Reading the entirety of the 16-page ruling, key points from the Hearing Examiner’s conclusions, which start on page 11:
In conclusion #6, the Examiner writes that DPD went too far in telling the Design Review Board that it did not have authority to reduce the project by a story if it chose: “It must be remembered that in most cases, the design review process is also the City’s process for mitigating height, bulk, and scale impacts under SEPA. It may be unlikely that the Board would determine a one-story reduction was necessary for the proposal to comply with (a guideline). Regardless, the Board has the authority to do so and to recommend the reduction to the Director.”
Conclusion #7 begins, “It is clear from the record that the Board struggled with the issue of compatibility between the proposal and the adjacent single-family neighborhood, yet felt constrained by the Director’s emphasis on retaining all site development potential allowed under the Code.” (This related to another emphasis point for neighbors, who called attention to a section of the late-’90s neighborhood plan saying that the character of their single-family neighborhood along 32nd SW north of Avalon should be protected.)
Regarding parking impacts, it’s noted earlier in the ruling that an analysis of cumulative parking effects from this prospective project and the three microhousing buildings would result in up to parking usage of more than 130 percent of the area’s capacity. Conclusions #9, 10, and 11 deal with parking, including the declaration “The evidence in the record shows that the Director’s analysis of cumulative parking impacts was incomplete in that it failed to consider the impact of several nearby projects that would likely produce spillover parking into the 800-foot parking shed for the subject proposal.”
In conclusion #12, the Examiner writes that a suggestion that the department wouldn’t require anything to mitigate parking impacts “is not relevant to the analysis of those impacts. Nor is the question of whether or not a proposal would be consistent with City policy decisions on encouraging transit over automobile use.”

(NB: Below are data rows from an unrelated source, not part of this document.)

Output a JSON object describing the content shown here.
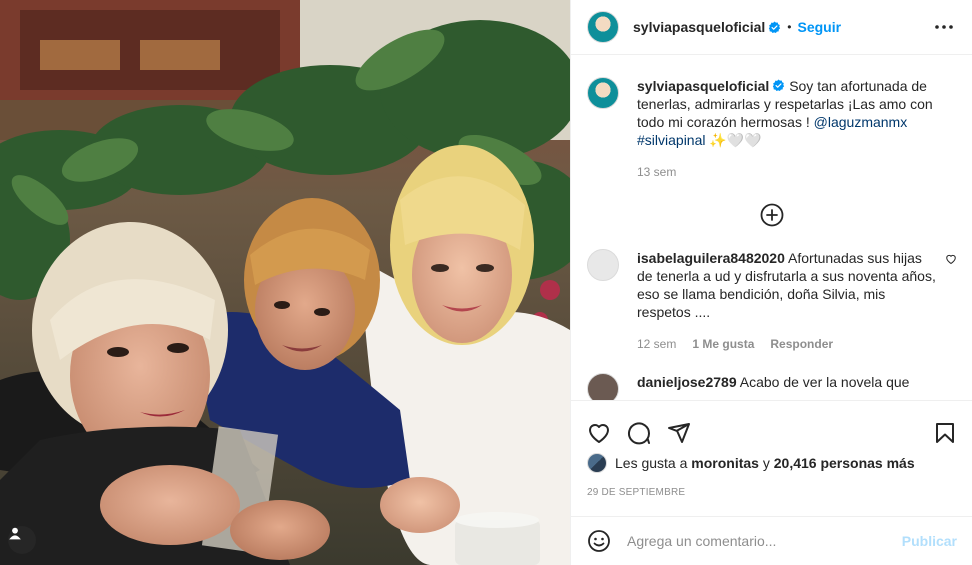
{
  "post": {
    "username": "sylviapasqueloficial",
    "separator": "•",
    "follow_label": "Seguir",
    "caption_text": "Soy tan afortunada de tenerlas, admirarlas y respetarlas ¡Las amo con todo mi corazón hermosas ! ",
    "mention": "@laguzmanmx",
    "hashtag": "#silviapinal",
    "caption_emojis": "✨🤍🤍",
    "caption_time": "13 sem"
  },
  "comments": [
    {
      "username": "isabelaguilera8482020",
      "text": "Afortunadas sus hijas de tenerla a ud y disfrutarla a sus noventa años, eso se llama bendición, doña Silvia, mis respetos ....",
      "time": "12 sem",
      "likes": "1 Me gusta",
      "reply_label": "Responder"
    },
    {
      "username": "danieljose2789",
      "text": "Acabo de ver la novela que"
    }
  ],
  "likes_line": {
    "prefix": "Les gusta a ",
    "user": "moronitas",
    "middle": " y ",
    "count": "20,416 personas más"
  },
  "post_date": "29 DE SEPTIEMBRE",
  "comment_box": {
    "placeholder": "Agrega un comentario...",
    "publish_label": "Publicar"
  },
  "colors": {
    "accent": "#0095f6",
    "link": "#00376b",
    "muted": "#8e8e8e",
    "publish_disabled": "#b2dffc"
  },
  "icons": [
    "heart-icon",
    "comment-icon",
    "share-icon",
    "bookmark-icon",
    "emoji-icon",
    "more-icon",
    "add-comment-icon",
    "verified-icon",
    "user-tag-icon"
  ]
}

The decision, as spelled out on its final page, represents the final decision of the city; if a challenge is sought, it would have to be in court. We’re checking to find out if anyone plans to seek that, and also to see how the Hearing Examiner’s order, sending the project back to Design Review and to DPD staff for the environmental analysis, will be carried out. But the project’s future was revealed during the appeal hearing to have already been at issue, with legal action pending involving the site.